Several provisions in the underlying official reports contract gesture toward the possibility of California’s appellate courts following those of other states that have shifted from print to official digital publication.  Most important among them is the limitation of the state’s commitment to two years.

On the other hand, the state’s breaking free of a model of producing official print reports using a commercial publisher would deny the incumbent the competitive advantage of privileged access to official, final, citable, versions of California case law in digital format.  There are many reasons why it is time for California to make that move.  However, it appears that LexisNexis values its privileged access sufficiently to commit significant editorial services and to provide the state’s appellate judges with complimentary copies of the reports, all at no charge.  Provisions in the RFP that would have reduced the contract’s value to LexisNexis (such as inclusion of page numbers and delivery of final versions of opinions in machine-readable form at the required public access site) drew no meaningful commitment in its proposal.

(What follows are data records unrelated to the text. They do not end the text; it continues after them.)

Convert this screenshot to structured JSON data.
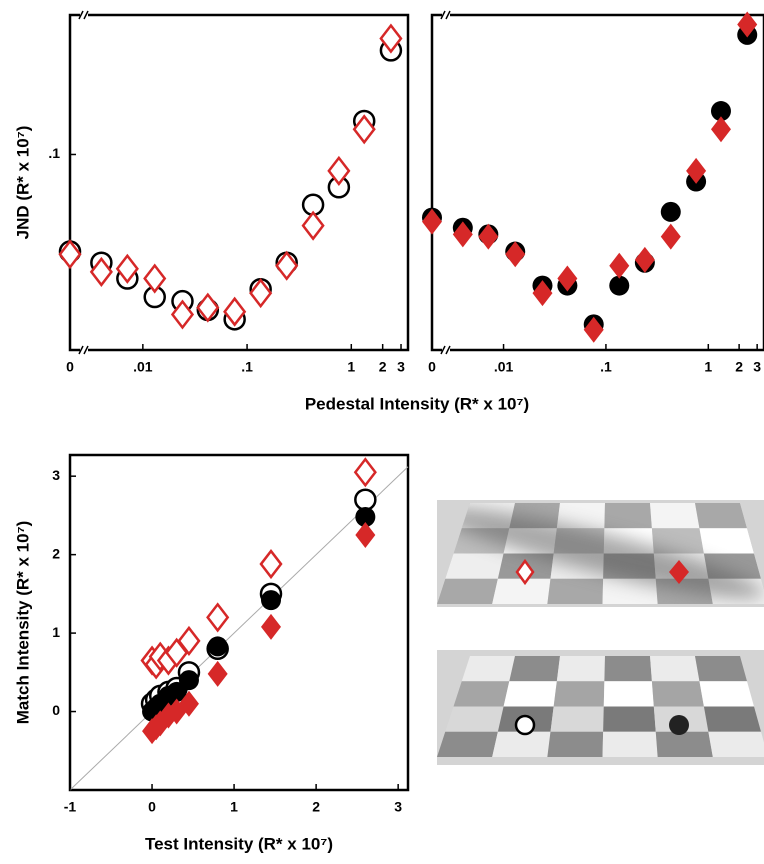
{
  "chart_data": [
    {
      "type": "scatter",
      "xscale": "log",
      "yscale": "log",
      "xlabel": "Pedestal Intensity (R* x 10⁷)",
      "ylabel": "JND (R* x 10⁷)",
      "x": [
        0,
        0.004,
        0.0071,
        0.013,
        0.024,
        0.042,
        0.076,
        0.135,
        0.24,
        0.43,
        0.76,
        1.33,
        2.4
      ],
      "xlim": [
        0.002,
        3.5
      ],
      "ylim": [
        0.0166,
        0.36
      ],
      "xticks": [
        0,
        {
          "value": 0.01,
          "label": ".01"
        },
        {
          "value": 0.1,
          "label": ".1"
        },
        1,
        2,
        3
      ],
      "yticks": [
        {
          "value": 0.1,
          "label": ".1"
        }
      ],
      "series": [
        {
          "color": "#000000",
          "marker": "circle",
          "filled": false,
          "values": [
            0.041,
            0.037,
            0.032,
            0.027,
            0.026,
            0.024,
            0.022,
            0.029,
            0.037,
            0.063,
            0.074,
            0.136,
            0.26
          ]
        },
        {
          "color": "#d62828",
          "marker": "diamond",
          "filled": false,
          "values": [
            0.04,
            0.034,
            0.035,
            0.032,
            0.023,
            0.0245,
            0.0236,
            0.028,
            0.036,
            0.052,
            0.086,
            0.126,
            0.29
          ]
        }
      ]
    },
    {
      "type": "scatter",
      "xscale": "log",
      "yscale": "log",
      "x": [
        0,
        0.004,
        0.0071,
        0.013,
        0.024,
        0.042,
        0.076,
        0.135,
        0.24,
        0.43,
        0.76,
        1.33,
        2.4
      ],
      "xlim": [
        0.002,
        3.5
      ],
      "ylim": [
        0.0166,
        0.36
      ],
      "xticks": [
        0,
        {
          "value": 0.01,
          "label": ".01"
        },
        {
          "value": 0.1,
          "label": ".1"
        },
        1,
        2,
        3
      ],
      "series": [
        {
          "color": "#000000",
          "marker": "circle",
          "filled": true,
          "values": [
            0.056,
            0.051,
            0.048,
            0.041,
            0.03,
            0.03,
            0.021,
            0.03,
            0.037,
            0.059,
            0.078,
            0.149,
            0.3
          ]
        },
        {
          "color": "#d62828",
          "marker": "diamond",
          "filled": true,
          "values": [
            0.054,
            0.048,
            0.047,
            0.04,
            0.028,
            0.032,
            0.02,
            0.036,
            0.038,
            0.047,
            0.086,
            0.126,
            0.33
          ]
        }
      ]
    },
    {
      "type": "scatter",
      "xscale": "linear",
      "yscale": "linear",
      "xlabel": "Test Intensity (R* x 10⁷)",
      "ylabel": "Match Intensity (R* x 10⁷)",
      "xlim": [
        -1,
        3.12
      ],
      "ylim": [
        -1,
        3.27
      ],
      "xticks": [
        -1,
        0,
        1,
        2,
        3
      ],
      "yticks": [
        0,
        1,
        2,
        3
      ],
      "identity_line": true,
      "series": [
        {
          "color": "#000000",
          "marker": "circle",
          "filled": false,
          "x": [
            0,
            0.05,
            0.1,
            0.2,
            0.3,
            0.45,
            0.8,
            1.45,
            2.6
          ],
          "values": [
            0.1,
            0.15,
            0.2,
            0.25,
            0.3,
            0.5,
            0.8,
            1.5,
            2.7
          ]
        },
        {
          "color": "#000000",
          "marker": "circle",
          "filled": true,
          "x": [
            0,
            0.05,
            0.1,
            0.2,
            0.3,
            0.45,
            0.8,
            1.45,
            2.6
          ],
          "values": [
            0,
            0.05,
            0.1,
            0.2,
            0.25,
            0.4,
            0.83,
            1.42,
            2.48
          ]
        },
        {
          "color": "#d62828",
          "marker": "diamond",
          "filled": false,
          "x": [
            0,
            0.05,
            0.1,
            0.2,
            0.3,
            0.45,
            0.8,
            1.45,
            2.6
          ],
          "values": [
            0.65,
            0.6,
            0.7,
            0.65,
            0.75,
            0.9,
            1.2,
            1.88,
            3.05
          ]
        },
        {
          "color": "#d62828",
          "marker": "diamond",
          "filled": true,
          "x": [
            0,
            0.05,
            0.1,
            0.2,
            0.3,
            0.45,
            0.8,
            1.45,
            2.6
          ],
          "values": [
            -0.25,
            -0.2,
            -0.15,
            -0.05,
            0,
            0.1,
            0.48,
            1.08,
            2.25
          ]
        }
      ]
    }
  ]
}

Having an exclusive publication and sale right to a resource critical to the editorial work on California’s opinions, one that runs for the maximum period to which the new official report contract can be extended and beyond would appear to reduce the risk to the publisher of California’s breaking out of the print-era paradigm during the next seven years.

V. Under What Authority?

On December 16, 2016, the California Judicial Council released the eighth edition of its Trial Court Financial Policies and Procedures Manual.  It is distributed online, without charge, and carries no copyright notice.  Less than a year later, the council released the most recent revision of the Judicial Branch Contracting Manual.  It does contains  copyright notice, although no copyright has been registered.

The statute authorizing the “official reports” contract is very clear about its maximum duration.  This is a contract to “publish and sell the official reports, for a period of not less than two nor more than seven years.”  Cal. Gov’t Code § 68904.  It is to be let to the publisher who will do so “on the terms most advantageous to the state and to the public.”  Id.  Surely, though, that “most advantageous” language does not provide boundless authority to grant the publisher perpetual exclusive rights to publish and sell other judicial branch manuals and guides, like those noted above.  Some might even question whether it authorizes the sort of value exchange embedded in the current official reports agreement since the statute is grounded upon a constitutional provision mandating that the judiciary’s opinions “shall be available for publication by any person.”  Cal. Constitution Article VI, Section 14.  Does it authorize the granting of a perpetual exclusive license to publish the California Style Manual?  The matter would seem debatable.